7.8. Cadila's ZyCoV-D vaccine
It is India's second vaccine, a type of DNA plasmid vaccine expressing SARS-CoV-2 S protein developed by Zydus Cadila Healthcare. Currently, the phase II trial of the candidate vaccine is underway. The Phase I trial of vaccine was conducted on healthy volunteers and was found safe in all the participants (Ray, 2020; CTRI/2020/07/026352, 2020).
8. Concluding remarks
COVID-19 pandemic has imposed a huge financial and social burden to the world. With regard to its continuously evolving nature, it remains a challenging task to restrict the transmission of infection among the population. One of the prominent approaches for preventing SARS-CoV-2 infection is the development of vaccines against COVID-19. A great deal of work has done so far and till now 33 vaccine candidates have entered into a clinical trial and 143 are in the preclinical phase. Despite the extraordinary efforts of the firms and researchers across the globe for developing the COVID-19 vaccines, there is still a lot more to explore that could be helpful in developing more specific vaccine. Gathering of important information like immunization route, finding more target antigen(s) apart from targeting S protein as antigen only, can be helpful in eradicating the infection. The immunopathological basis of COVID-19 need to be explored more so that its immune evasion mechanism can be targeted and it will also provide deeper insights into vaccine designing strategies. The three main criteria which should be taken into consideration while developing a vaccine are: speed, scale up manufacturing and global access.

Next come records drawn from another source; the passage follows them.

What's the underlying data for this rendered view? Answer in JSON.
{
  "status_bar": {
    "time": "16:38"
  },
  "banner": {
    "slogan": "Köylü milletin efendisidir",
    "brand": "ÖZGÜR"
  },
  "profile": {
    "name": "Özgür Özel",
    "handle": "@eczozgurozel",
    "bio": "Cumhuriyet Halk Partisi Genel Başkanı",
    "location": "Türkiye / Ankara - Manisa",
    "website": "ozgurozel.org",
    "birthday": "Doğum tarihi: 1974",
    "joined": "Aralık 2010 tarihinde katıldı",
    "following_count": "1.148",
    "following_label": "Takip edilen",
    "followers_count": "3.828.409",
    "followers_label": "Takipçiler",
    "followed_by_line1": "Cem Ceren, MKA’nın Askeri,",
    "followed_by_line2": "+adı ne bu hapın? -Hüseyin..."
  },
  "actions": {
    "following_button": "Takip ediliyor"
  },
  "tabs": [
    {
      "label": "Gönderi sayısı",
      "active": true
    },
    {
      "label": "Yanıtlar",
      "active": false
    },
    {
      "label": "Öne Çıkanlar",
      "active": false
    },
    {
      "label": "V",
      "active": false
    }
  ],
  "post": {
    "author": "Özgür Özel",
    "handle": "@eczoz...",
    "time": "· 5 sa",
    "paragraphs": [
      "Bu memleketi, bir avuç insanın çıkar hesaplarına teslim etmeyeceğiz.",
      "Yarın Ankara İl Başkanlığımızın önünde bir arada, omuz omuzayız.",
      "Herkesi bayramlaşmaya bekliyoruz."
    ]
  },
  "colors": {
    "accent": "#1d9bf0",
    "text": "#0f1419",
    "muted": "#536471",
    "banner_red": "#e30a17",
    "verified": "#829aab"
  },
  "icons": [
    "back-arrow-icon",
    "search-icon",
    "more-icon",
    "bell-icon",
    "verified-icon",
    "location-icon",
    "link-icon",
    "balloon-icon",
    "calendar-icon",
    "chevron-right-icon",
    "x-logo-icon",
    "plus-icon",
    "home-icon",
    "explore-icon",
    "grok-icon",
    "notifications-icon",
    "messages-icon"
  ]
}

The astonishing efforts by researchers across the globe in terms of scale and speed of vaccine development have fastened the vaccines development journey from bench to bedside within a few months only. The work done so far in this regard is very commendable as 5 of the candidates are already in Phase 3 clinical trial and hopefully will be available by the end of 2020. This represents a huge change in the conventional pathway of vaccine development which usually takes 5–10 years timescale. Along with speeding up the development process, it is equally important to evaluate the effectiveness and safety of vaccine at each step, and this has been the major hurdle for researchers in establishing the vaccine's efficacy so far. However, the phase 3 trial will play a major role in establishing the vaccine that is safe and effective in a large and diverse population. Finally, the animal models specific for COVID-19 should be established in order to assess vaccine efficacy. Also, the regulatory authorities should need to ensure the equal distribution of vaccines to all the affected areas.
Declaration of competing interest
The authors declare no conflict of interest.